Last updated May 3, 2015.
On this page:
- Skills needed
- Detailed steps
- Background and reference information
- Next steps: moving beyond this task
- Notes for reviewers
To get help completing this task, see the Getting help completing your task page.
Take an existing issue that has been reported on Drupal Core, a contributed module or contributed theme, and either close the issue, move it to another project, ask for more information, or note that it has been verified as a valid issue. This is known in the Drupal community as "issue triage".
Some familiarity with the contributed module or theme the issue was reported on. Ability to read and write understandably in English.
- If at any moment, you come across an open issue related to an old (unsupported) version of Drupal, change its status to "closed (won't fix)" with the following message: "This version of [module name] is not supported anymore. The issue is closed for this reason. Please upgrade to a supported version and feel free to reopen the issue on the new version if applicable." (this message comes from Templates for issue status transitions).
- You must have a Drupal site to test on, and it is recommended that you setup a test environment or use simplytest.me. It is important to use a test environment so you can reproduce the issue on an up-to-date Drupal site.
- Find issues for a project.
- Find an open issue that is of category "bug report", status "active", and in the Drupal version you are using (Drupal 7.x, 6.x, etc.). Choose one that doesn't have any comments (Replies) on it yet, or only a few. If there aren't any that fit, choose another project to work with.
- Click on the issue title to open the issue page. Read through the issue. If one of the project's maintainers has already replied (or if they were the one who reported it), find another issue to work on.

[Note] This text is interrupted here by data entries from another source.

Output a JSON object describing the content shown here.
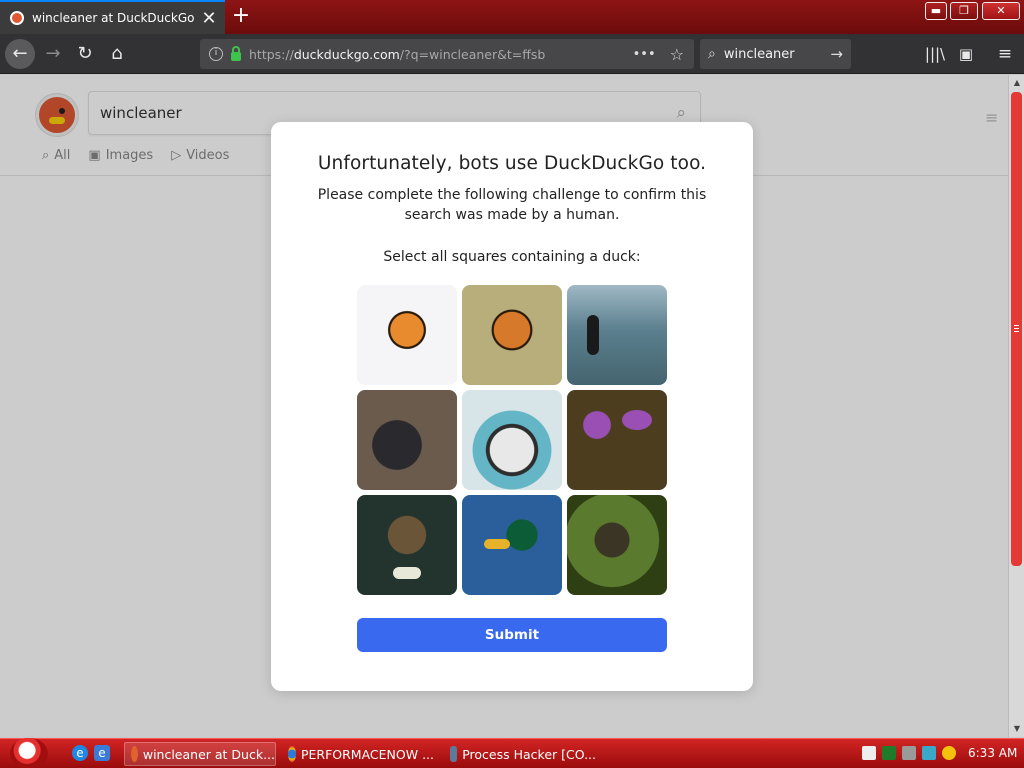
{
  "browser": {
    "tab": {
      "title": "wincleaner at DuckDuckGo",
      "close": "✕"
    },
    "new_tab": "+",
    "window": {
      "minimize": "▬",
      "maximize": "❐",
      "close": "✕"
    },
    "nav": {
      "back": "←",
      "forward": "→",
      "reload": "↻",
      "home": "⌂"
    },
    "url": {
      "scheme": "https://",
      "domain": "duckduckgo.com",
      "path": "/?q=wincleaner&t=ffsb",
      "more": "•••",
      "bookmark": "☆"
    },
    "search": {
      "value": "wincleaner",
      "go": "→"
    },
    "toolbar": {
      "library": "|||\\",
      "sidebar": "▣",
      "menu": "≡"
    }
  },
  "page": {
    "search_value": "wincleaner",
    "tabs": [
      {
        "icon": "⌕",
        "label": "All"
      },
      {
        "icon": "▣",
        "label": "Images"
      },
      {
        "icon": "▷",
        "label": "Videos"
      }
    ],
    "hamburger": "≡"
  },
  "challenge": {
    "heading": "Unfortunately, bots use DuckDuckGo too.",
    "subheading": "Please complete the following challenge to confirm this search was made by a human.",
    "instruction": "Select all squares containing a duck:",
    "tiles": [
      {
        "subject": "tiger-snow"
      },
      {
        "subject": "tiger-grass"
      },
      {
        "subject": "penguins-water"
      },
      {
        "subject": "black-ducks"
      },
      {
        "subject": "husky-flowers"
      },
      {
        "subject": "purple-orchids"
      },
      {
        "subject": "duck-perched"
      },
      {
        "subject": "mallard-water"
      },
      {
        "subject": "monkey-trees"
      }
    ],
    "submit_label": "Submit"
  },
  "taskbar": {
    "tasks": [
      {
        "label": "wincleaner at Duck..."
      },
      {
        "label": "PERFORMACENOW ..."
      },
      {
        "label": "Process Hacker [CO..."
      }
    ],
    "clock": "6:33 AM"
  },
  "colors": {
    "accent": "#3969ef",
    "tab_bar": "#8e1414",
    "taskbar": "#d22424",
    "secure_lock": "#3fc34f"
  }
}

- Follow the detailed steps on the Contributor task: Identify duplicate issues page.
- If the issue is not a duplicate, your goal now is to decide whether or not the issue is valid. You might need to install the module or theme on your test site in order to follow the steps reported in the issue. (If it is an issue with Drupal core, it's recommended to start from a fresh installation.) Here are some things to check, and responses (see the Background section just below for some additional instructions on how to edit issues):
- If you cannot understand what the issue says, or there are steps missing (e.g., the issue report just says "this doesn't work at all" without any details), then change the issue status to "postponed (maintainer needs more information)", with a comment explaining what information you need. You can also add the "Needs steps to reproduce" issue tag to the issue.
- If you have tried the steps and cannot reproduce the reported buggy result, change the issue status to "postponed (maintainer needs more information)", with a comment explaining what you did and what you saw. You can also add the "Needs steps to reproduce" issue tag to the issue.
- If you believe the bug is valid, but it is really due to a bug in a different module or theme, then change the Project of the issue to the other module/theme, with a comment explaining why you are making the change. (For Drupal core, any issue that requires a contributed module or theme to reproduce should be moved to the queue for that project so that the project maintainer can review the issue and determine the cause of the bug.)
- If it's an old issue, you cannot reproduce it, and there has been a new release (or several) of the module/theme since it was reported, and you believe that the issue was fixed due to those new releases, change the status to "fixed" and explain that.
- If you have tried the steps and can confirm what the original reporter saw, add a comment to the issue saying that you have verified that it is a bug. Add more information if you think it would be useful, such as a screen shot of the configuration and the result, or a description of an additional step you did that caused the bug to appear. (Also see the instructions for how to document the steps to reproduce an issue.
- Verify which version(s) of Drupal the issue is relevant for, beginning with the latest development version, currently Drupal 8 and tag for backport to any other versions it is known to exist in.
- Finally, check the issue tags, priority, category, and component to make sure they are appropriate. See links below for explanations.
Background and reference information
- In the steps above, if it says to change the status, category, etc. of an issue, the way to do that is to scroll to the bottom of the issue. You will see a Comment form. Just above the comment form, you have the ability to change the issue title, status, category, etc. Below the comment form, you have the ability to change the Tags (you will need to click the Tags link to add tags). Whenever you make changes, add a comment explaining why, and click Save to make the changes.
- Explanation of issue status settings
- List of templates for the comment to leave when you change an issue status.
- List of issue categories
- List of priority levels for issues
- Guidelines for issue tags
Next steps: moving beyond this task
- Document the exact steps to reproduce the issue.
- If you are a programmer or themer, fix an issue that you or someone else has verified.
Notes for reviewers
Specific to this task:
- The STR should be in a numbered list.
- Ideally, the STR should start from (e.g.) "Install Drupal 8.x with the standard profile."